8 thoughts on “Capping Bankers’ Pay

  1. Morgan Stanley and Goldman’s have said they want to repay the preferred stock early however it necessitates government approval to to do so.

  2. The discussion on pay, especially for those getting bailouts, is worth having. However, too little focus has been paid to the “pay” that companies in the finance sector get in return for the sector’s job of assisting the economy.

    “The Economist” reported recently that while in the 1980s (hardly a time of moderation), in the US, the financial sector profits were 10% of corporate profits, but for fy 2006/07, this was 40%.

    10% /might/ be a reasonable reward for the utility of the finance sector to the wider economy, but 40% is simply bleeding the wider economy dry, skewing activity well away from production or services more intimately connected with “real” needs (like plumbing or cleaning).

    On top of this, the “innovative” instruments recently developed are largely unmoderated by regulation, are strongly pro-cyclical, a significant pro-cyclical contributor to the bubble, and the pain when that bubble bursts.

    If the financial sector as a whole was “paid” more moderately, although I don’t know how this could be done, then financial executive salaries would be moderated automatically.

  3. According to this story, the government’s guarantee has so far generated $420 million in fees and the risk of it costing any money is negligible.$pd20090209-P3TJ9?OpenDocument&src=sph

    So there might be a difference between the situation in the UK and US compared to here.

    Not that I’m disputing the extent to which bankers can outsmart governments.

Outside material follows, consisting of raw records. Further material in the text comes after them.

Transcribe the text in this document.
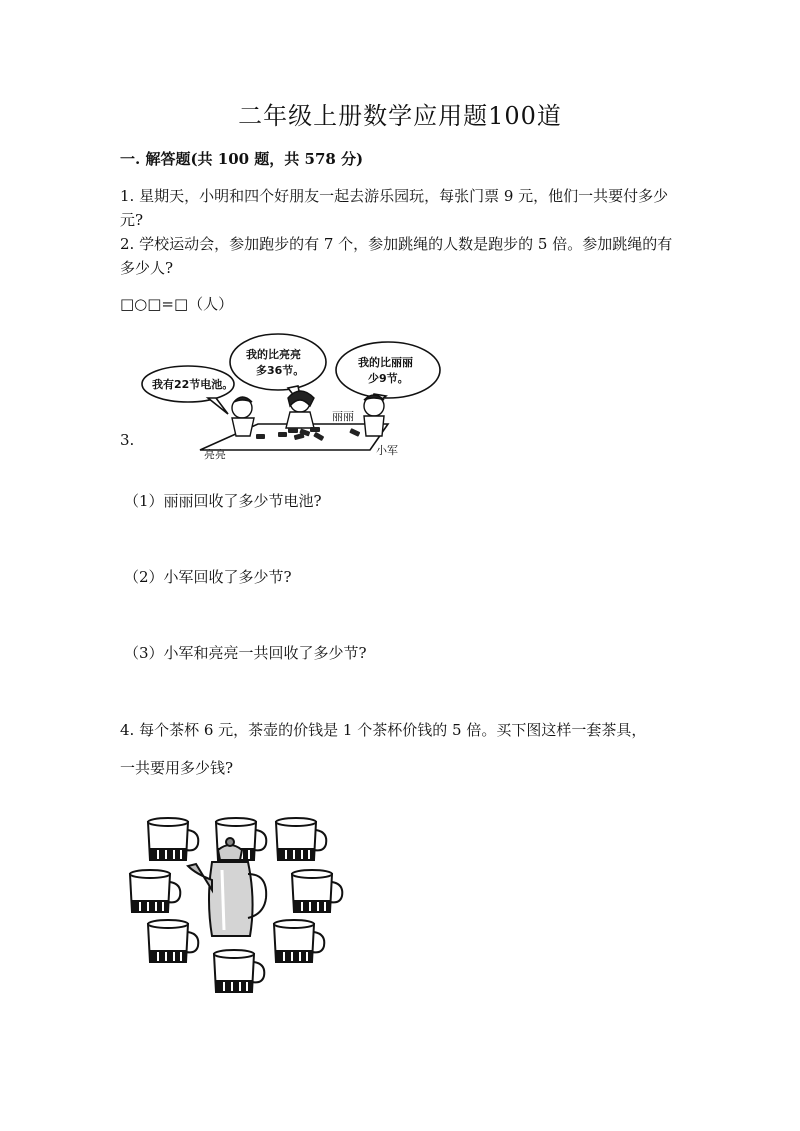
二年级上册数学应用题100道
一. 解答题(共 100 题，共 578 分)
1. 星期天，小明和四个好朋友一起去游乐园玩，每张门票 9 元，他们一共要付多少元?
2. 学校运动会，参加跑步的有 7 个，参加跳绳的人数是跑步的 5 倍。参加跳绳的有多少人?
□○□=□（人）
3.
我有22节电池。
我的比亮亮
多36节。
我的比丽丽
少9节。
丽丽
亮亮	小军
（1）丽丽回收了多少节电池?
（2）小军回收了多少节?
（3）小军和亮亮一共回收了多少节?
4. 每个茶杯 6 元，茶壶的价钱是 1 个茶杯价钱的 5 倍。买下图这样一套茶具，
一共要用多少钱?
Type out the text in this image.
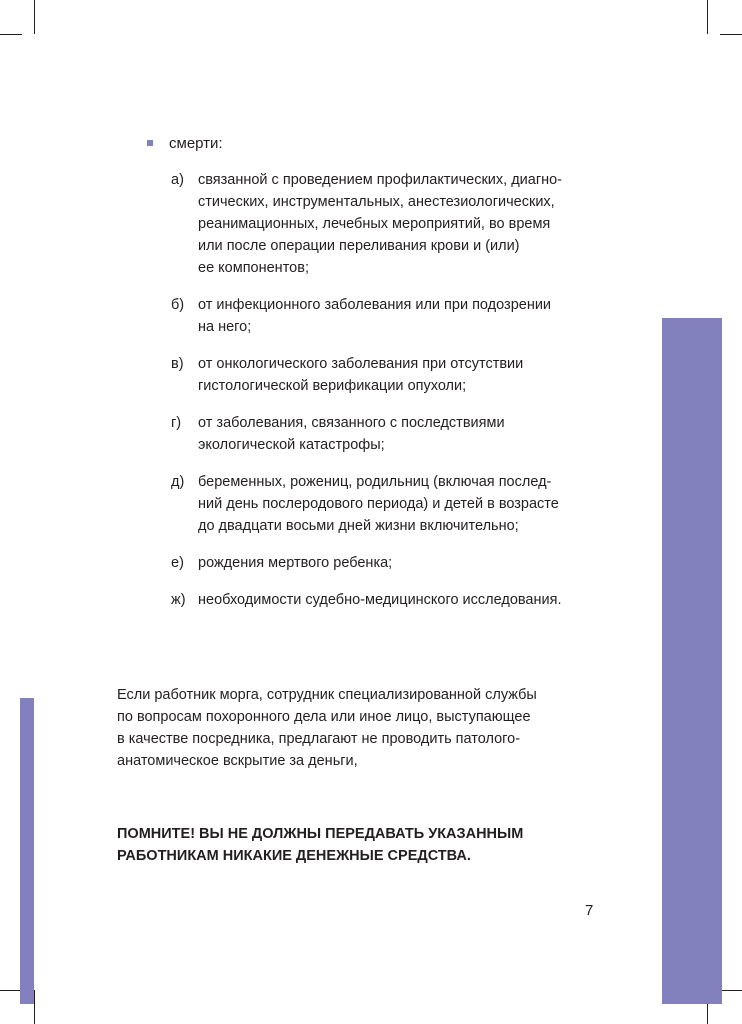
смерти:
а) связанной с проведением профилактических, диагно-
стических, инструментальных, анестезиологических,
реанимационных, лечебных мероприятий, во время
или после операции переливания крови и (или)
ее компонентов;
б) от инфекционного заболевания или при подозрении
на него;
в) от онкологического заболевания при отсутствии
гистологической верификации опухоли;
г)	от заболевания, связанного с последствиями
экологической катастрофы;
д) беременных, рожениц, родильниц (включая послед-
ний день послеродового периода) и детей в возрасте
до двадцати восьми дней жизни включительно;
е) рождения мертвого ребенка;
ж) необходимости судебно-медицинского исследования.
Если работник морга, сотрудник специализированной службы
по вопросам похоронного дела или иное лицо, выступающее
в качестве посредника, предлагают не проводить патолого-
анатомическое вскрытие за деньги,
ПОМНИТЕ! ВЫ НЕ ДОЛЖНЫ ПЕРЕДАВАТЬ УКАЗАННЫМ
РАБОТНИКАМ НИКАКИЕ ДЕНЕЖНЫЕ СРЕДСТВА.
7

They’ve been outsmarting shareholders for ages, so politicians and bureaucrats are easy.

  4. Outrageous executive pay permitted by company boards shows the limits of representative democracy.

  5. I can understand Governments concerned about banks ripping off taxpayer funded bailouts. But all of this could have been avoided by applying a simple principle:

    Don’t bail them out!

  6. Why stop at banks. The car industry is basically an on-going bailout decades old. TCF companies too. Should cap salaries in those industries? That would sure help Holden prosper.

  7. Those who create Bowie Bonds can also create some innovative finance for medical research. It’s great to have a lot of researchers, but they also need funding and capital raising to fund their employment and costs.

  8. As an aside, that guarantee is proving to be a profitable exercise for the federal government. It has cost the government nothing to provide guarantees that underwrite the stability and strength of the financial system.

    It is a guarantee that will almost certainly never be called upon. In the meantime, the government has collected an estimated $420 million in fees for allowing institutions to use its sovereign rating.

    lol. i don’t like it how they say it costs nothing because they haven’t got unlucky yet.